Tonight was one of those nights where I just wasn’t feeling it. I’ve had a lot of those over a lot of years, but one learns as a professional to suck it up and get through it. That can be as difficult as anything I’ve ever done, but too bad. If I want to get paid, I will keep my problems to myself.

This has been the ultimate challenge at times, especially for someone like me that tends to use how I’m feeling to shape my show on a given night. I had a booker once tell me early on that he could tell exactly how my day went by watching my set. Some shows were upbeat, others dark.

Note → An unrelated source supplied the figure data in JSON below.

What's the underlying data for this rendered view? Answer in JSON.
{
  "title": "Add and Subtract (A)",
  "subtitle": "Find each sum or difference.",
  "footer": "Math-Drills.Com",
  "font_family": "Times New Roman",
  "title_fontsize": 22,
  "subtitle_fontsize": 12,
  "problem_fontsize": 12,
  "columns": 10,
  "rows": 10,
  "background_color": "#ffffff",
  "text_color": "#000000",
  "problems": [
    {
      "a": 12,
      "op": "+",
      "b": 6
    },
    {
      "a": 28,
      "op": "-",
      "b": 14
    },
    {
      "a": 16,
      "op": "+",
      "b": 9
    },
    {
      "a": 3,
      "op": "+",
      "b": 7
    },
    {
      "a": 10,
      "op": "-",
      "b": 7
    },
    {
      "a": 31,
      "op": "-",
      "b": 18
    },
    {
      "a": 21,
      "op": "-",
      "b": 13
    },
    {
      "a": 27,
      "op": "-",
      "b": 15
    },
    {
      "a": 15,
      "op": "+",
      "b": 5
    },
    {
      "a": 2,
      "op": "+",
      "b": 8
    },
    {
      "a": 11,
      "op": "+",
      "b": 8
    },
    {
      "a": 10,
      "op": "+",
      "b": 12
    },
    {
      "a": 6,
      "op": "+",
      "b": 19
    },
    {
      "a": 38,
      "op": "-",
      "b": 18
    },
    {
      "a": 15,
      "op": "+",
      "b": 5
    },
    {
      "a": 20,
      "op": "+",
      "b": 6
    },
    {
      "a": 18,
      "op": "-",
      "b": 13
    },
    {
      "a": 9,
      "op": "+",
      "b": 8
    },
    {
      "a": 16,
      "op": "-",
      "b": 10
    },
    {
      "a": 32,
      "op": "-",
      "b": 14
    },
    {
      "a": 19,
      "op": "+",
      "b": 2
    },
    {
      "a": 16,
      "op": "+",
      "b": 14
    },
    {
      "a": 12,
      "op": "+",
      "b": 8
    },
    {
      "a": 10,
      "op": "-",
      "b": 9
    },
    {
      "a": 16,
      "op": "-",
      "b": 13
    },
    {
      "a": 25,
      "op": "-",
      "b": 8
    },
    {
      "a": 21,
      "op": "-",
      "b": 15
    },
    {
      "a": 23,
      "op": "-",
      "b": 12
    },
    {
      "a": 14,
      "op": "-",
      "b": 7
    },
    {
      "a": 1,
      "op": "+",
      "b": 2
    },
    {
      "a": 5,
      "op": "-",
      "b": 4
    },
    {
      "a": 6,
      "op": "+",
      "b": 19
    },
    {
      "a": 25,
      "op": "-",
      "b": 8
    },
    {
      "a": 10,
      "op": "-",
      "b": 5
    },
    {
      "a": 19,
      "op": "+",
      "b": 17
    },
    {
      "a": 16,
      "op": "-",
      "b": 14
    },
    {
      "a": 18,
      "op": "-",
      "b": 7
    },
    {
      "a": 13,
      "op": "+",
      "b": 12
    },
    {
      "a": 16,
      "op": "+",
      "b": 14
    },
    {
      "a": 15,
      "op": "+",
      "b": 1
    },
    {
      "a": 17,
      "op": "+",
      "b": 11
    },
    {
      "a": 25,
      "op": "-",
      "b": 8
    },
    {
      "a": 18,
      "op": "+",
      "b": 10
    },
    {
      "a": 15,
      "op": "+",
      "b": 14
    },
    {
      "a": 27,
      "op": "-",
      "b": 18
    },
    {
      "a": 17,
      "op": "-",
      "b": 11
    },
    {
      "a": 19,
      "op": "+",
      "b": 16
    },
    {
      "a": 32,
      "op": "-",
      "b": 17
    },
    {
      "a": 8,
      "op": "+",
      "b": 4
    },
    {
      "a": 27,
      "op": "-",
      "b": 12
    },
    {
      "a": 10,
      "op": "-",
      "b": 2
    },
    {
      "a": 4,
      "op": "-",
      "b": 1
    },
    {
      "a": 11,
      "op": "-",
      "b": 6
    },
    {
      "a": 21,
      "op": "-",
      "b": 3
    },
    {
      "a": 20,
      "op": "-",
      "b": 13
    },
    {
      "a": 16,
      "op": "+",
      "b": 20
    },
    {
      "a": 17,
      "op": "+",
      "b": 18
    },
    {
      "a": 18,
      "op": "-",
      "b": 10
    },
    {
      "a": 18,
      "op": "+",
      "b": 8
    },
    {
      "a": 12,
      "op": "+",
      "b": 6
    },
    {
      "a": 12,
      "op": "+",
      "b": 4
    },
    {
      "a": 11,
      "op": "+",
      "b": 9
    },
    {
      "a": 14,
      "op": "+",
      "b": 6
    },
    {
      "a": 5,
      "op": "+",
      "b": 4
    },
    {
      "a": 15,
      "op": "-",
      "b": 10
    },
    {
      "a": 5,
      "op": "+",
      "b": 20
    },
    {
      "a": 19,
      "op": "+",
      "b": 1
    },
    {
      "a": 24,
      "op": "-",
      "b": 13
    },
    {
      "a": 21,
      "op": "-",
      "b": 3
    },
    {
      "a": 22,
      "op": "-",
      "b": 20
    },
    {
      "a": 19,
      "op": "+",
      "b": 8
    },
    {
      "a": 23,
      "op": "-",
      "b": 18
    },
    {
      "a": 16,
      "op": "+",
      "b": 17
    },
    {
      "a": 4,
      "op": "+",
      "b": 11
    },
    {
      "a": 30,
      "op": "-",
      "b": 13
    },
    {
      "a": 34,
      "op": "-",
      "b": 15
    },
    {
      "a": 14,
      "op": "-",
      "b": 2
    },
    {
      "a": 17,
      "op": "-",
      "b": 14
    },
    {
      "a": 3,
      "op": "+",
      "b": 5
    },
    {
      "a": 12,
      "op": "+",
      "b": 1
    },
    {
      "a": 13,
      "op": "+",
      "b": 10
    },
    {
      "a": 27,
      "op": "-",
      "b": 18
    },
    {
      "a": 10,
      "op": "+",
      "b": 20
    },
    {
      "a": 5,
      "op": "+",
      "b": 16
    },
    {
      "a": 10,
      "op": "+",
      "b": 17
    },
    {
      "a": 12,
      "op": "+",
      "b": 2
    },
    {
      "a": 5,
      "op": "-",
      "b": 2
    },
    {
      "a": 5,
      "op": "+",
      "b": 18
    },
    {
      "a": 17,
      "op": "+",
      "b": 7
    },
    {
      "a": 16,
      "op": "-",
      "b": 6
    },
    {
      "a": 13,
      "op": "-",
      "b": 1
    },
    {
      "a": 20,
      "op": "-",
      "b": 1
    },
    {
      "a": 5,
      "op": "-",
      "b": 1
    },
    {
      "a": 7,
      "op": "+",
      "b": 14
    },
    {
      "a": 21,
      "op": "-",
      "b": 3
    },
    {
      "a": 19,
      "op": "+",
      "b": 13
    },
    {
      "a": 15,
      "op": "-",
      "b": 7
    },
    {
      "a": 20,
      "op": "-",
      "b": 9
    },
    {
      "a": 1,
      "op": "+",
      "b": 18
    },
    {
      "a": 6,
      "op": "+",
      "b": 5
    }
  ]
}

One stretch that really stands out even now was when I was going through the horror of having to testify against my former best friend for robbing a bank. It took years for the whole scenario to play out, but I had to block it out of my mind for that time I was on stage every night. It was hell.

But torture as it was, it helped to make me a professional. Audiences don’t care about problems that aren’t theirs, and in fact they’re at a comedy show to forget about theirs for a little while. My job is to entertain them, and nothing else. They don’t care that I’m more miserable than they are.

Tonight I was in Richland, MI working for my friend Phil Anglin. He’s a major fan of comedy, and runs shows at his two bars a few times a year. He treats all the comedians like big stars, and I love working for the guy. His staffs couldn’t be any nicer, and they feed us a delicious meal too.

On paper, it’s one of the sweetest gigs I’ve ever had. In reality, it was deer hunting season so it was half full tonight in a place that’s not that big to begin with. I had to fight a drunken lady that babbled the entire night, but I plowed through and gave my best. Everyone was raving afterward, but I was someplace else mentally. I strapped on the false face one more time, and nobody knew.

Some nights a comedian just isn't in the mood to be funny.

Some nights a comedian just isn’t in the mood to be funny. Too bad. We do it anyway.